Oh no, not synergy. Not starry-eyed baristas who envision the monotonous gyrations of barista competitions somehow becoming enjoyable fodder for food television. Not another overreaching extension of coffee’s misguided wine analogy — where coffee professionals hope to ride the faux glamor of the culinary world’s coattails, selling out the very things that make coffee special and unique in the process.
And then there’s “cooking with coffee” — another topic that makes us cringe. One of our biggest complaints about coffee books of yore were the pages and pages of coffee recipes. If you need a recipe, it’s not coffee. We could tear out the last half of many of these old coffee book classics and never miss them. Look no further than the coffee stout: what was supposed to be the perfect marriage between beer and coffee has amounted to the embarrassing shotgun wedding of the beverage world.
If we really are serious about educating the culinary world about good coffee, support your local restaurateurs who get it. Demand better standards from the many who don’t get it. Just be true to yourself: don’t pretend to be something else than you already are.
2 Comments »
Half your point is well-taken, but as often happens here on your blog, the other half is misguided.
(keep in mind, I’m not currently serving in any official SCAA or otherwise volunteer capacity)
Your final paragraph: “If we really are serious about educating the culinary world about good coffee, support your local restaurateurs who get it.
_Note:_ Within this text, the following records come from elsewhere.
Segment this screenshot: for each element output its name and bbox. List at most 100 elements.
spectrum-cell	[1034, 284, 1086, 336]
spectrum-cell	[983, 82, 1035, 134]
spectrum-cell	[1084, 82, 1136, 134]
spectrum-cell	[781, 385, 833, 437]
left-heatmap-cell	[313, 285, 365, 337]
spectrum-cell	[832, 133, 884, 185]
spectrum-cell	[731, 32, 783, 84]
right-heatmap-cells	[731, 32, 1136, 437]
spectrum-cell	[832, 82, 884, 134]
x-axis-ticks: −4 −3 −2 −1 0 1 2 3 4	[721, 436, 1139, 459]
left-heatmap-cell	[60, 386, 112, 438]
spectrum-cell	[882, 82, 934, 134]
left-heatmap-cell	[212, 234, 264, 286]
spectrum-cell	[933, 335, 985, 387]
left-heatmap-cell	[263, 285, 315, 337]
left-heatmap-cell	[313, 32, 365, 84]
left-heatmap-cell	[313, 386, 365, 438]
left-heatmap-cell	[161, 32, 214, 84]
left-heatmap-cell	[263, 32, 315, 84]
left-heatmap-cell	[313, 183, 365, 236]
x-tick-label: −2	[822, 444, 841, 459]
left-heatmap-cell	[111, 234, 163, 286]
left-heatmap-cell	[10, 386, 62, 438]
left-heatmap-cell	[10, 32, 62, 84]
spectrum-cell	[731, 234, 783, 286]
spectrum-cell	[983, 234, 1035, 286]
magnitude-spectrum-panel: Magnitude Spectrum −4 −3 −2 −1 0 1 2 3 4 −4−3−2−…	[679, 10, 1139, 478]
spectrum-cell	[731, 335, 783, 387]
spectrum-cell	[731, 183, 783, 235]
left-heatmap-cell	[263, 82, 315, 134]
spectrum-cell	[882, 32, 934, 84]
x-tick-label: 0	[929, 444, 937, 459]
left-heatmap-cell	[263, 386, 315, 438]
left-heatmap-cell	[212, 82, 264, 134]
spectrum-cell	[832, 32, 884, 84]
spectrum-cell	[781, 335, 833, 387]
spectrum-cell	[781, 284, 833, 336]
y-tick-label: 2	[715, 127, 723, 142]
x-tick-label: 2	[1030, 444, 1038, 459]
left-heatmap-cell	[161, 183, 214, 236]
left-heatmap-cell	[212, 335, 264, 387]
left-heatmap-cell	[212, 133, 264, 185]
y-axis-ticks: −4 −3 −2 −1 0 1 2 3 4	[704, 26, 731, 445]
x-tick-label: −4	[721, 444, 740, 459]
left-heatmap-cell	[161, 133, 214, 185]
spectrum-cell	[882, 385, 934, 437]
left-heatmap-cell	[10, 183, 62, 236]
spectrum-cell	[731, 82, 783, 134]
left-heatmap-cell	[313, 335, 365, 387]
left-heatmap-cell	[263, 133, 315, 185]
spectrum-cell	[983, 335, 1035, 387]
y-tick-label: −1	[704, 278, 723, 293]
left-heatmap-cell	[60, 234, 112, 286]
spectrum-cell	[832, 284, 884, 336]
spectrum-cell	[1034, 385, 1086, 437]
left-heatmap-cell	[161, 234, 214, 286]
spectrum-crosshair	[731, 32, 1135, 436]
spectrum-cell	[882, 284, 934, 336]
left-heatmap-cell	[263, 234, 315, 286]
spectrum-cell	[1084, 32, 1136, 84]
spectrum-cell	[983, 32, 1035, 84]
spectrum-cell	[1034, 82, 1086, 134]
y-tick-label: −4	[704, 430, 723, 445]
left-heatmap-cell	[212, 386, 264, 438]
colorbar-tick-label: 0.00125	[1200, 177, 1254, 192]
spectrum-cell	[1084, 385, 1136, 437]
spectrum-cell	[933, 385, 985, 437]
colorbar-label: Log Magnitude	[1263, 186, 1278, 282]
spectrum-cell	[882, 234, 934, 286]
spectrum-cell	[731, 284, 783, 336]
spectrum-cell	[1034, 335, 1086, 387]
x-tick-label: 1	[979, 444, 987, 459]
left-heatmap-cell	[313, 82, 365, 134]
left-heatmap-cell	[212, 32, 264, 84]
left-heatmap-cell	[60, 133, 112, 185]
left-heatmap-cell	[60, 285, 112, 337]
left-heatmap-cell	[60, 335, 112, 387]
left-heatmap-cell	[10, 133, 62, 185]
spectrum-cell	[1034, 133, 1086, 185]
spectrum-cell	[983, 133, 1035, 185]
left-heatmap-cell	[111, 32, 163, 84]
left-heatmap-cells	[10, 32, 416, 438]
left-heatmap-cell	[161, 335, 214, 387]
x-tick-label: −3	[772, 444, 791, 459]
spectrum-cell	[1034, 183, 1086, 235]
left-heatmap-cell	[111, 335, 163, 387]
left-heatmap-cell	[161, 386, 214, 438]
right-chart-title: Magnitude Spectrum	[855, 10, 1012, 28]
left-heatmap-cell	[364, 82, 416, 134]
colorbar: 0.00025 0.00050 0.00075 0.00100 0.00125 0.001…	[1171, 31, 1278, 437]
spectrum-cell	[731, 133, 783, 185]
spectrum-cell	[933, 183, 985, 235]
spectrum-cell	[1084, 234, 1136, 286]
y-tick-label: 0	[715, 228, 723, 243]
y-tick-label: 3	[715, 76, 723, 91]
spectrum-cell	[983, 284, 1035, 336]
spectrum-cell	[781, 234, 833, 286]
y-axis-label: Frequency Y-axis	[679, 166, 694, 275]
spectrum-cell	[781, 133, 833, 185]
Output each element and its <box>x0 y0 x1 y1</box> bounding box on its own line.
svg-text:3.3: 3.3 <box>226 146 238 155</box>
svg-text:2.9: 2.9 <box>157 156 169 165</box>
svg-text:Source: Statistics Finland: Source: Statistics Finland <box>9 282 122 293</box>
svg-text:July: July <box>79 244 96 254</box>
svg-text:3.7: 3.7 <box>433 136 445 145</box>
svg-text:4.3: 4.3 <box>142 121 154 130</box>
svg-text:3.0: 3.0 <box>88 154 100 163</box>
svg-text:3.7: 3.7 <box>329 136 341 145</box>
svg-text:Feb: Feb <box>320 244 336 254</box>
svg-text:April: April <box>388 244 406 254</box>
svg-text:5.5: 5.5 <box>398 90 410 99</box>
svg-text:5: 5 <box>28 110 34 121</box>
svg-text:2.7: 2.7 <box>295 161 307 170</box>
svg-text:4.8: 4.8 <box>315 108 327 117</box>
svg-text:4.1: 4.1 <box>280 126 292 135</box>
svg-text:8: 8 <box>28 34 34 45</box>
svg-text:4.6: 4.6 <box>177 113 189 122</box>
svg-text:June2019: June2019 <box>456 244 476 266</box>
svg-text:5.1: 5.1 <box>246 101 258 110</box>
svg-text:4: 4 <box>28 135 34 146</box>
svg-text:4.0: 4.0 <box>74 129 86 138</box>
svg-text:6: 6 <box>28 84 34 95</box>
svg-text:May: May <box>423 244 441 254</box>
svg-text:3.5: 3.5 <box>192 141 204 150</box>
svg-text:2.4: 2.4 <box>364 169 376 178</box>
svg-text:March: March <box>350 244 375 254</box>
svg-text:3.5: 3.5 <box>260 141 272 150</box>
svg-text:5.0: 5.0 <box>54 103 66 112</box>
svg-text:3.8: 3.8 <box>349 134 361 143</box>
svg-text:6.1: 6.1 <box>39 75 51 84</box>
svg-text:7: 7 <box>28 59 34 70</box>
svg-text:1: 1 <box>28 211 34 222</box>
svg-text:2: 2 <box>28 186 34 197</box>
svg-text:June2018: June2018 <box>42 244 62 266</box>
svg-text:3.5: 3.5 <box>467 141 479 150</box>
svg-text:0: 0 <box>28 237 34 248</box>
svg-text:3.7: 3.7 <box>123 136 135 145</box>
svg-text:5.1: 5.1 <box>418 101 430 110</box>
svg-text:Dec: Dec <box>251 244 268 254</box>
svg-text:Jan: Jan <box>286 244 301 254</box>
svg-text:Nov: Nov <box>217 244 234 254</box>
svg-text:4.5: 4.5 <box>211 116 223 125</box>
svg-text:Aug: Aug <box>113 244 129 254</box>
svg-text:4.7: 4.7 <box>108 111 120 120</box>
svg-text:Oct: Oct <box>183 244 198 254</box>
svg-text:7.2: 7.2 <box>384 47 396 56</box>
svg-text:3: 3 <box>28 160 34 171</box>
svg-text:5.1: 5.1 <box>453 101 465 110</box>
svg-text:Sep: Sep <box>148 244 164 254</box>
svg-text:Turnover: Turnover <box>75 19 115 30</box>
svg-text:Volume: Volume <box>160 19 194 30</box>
Demand better standards from the many who don’t get it. Just be true to yourself: don’t pretend to be something else than you already are.”
That’s good advice… for the industry as a whole, and for coffee-lovers and coffee-enthusiasts. That advice doesn’t make sense if you’re addressing the SCAA as an organization and as a professional development event organizer.
As for the culinary-track, there has been a culinary-track in the past (not every year), so “new” refers to a revamped program more than anything. I forget the numbers, but if I remember correctly, the “Culinary” attendees number in the single-digit percentage-wise. Those folks have been coming to SCAA Expo. Do you advocate that they be turned away? I don’t get it.
@Nick: If “culinary” attendees have been regularly attending the SCAA Expo as you suggest, I’m even more worried than before. Because now there’s even fewer excuses for the terrible state of restaurant coffee — and for how very little it has advanced over the years.
The SCAA may as well hold their expo every year in Las Vegas — since what happens in Vegas, stays in Vegas. Clearly, whatever people are learning at past culinary tracks never leaves the auditorium.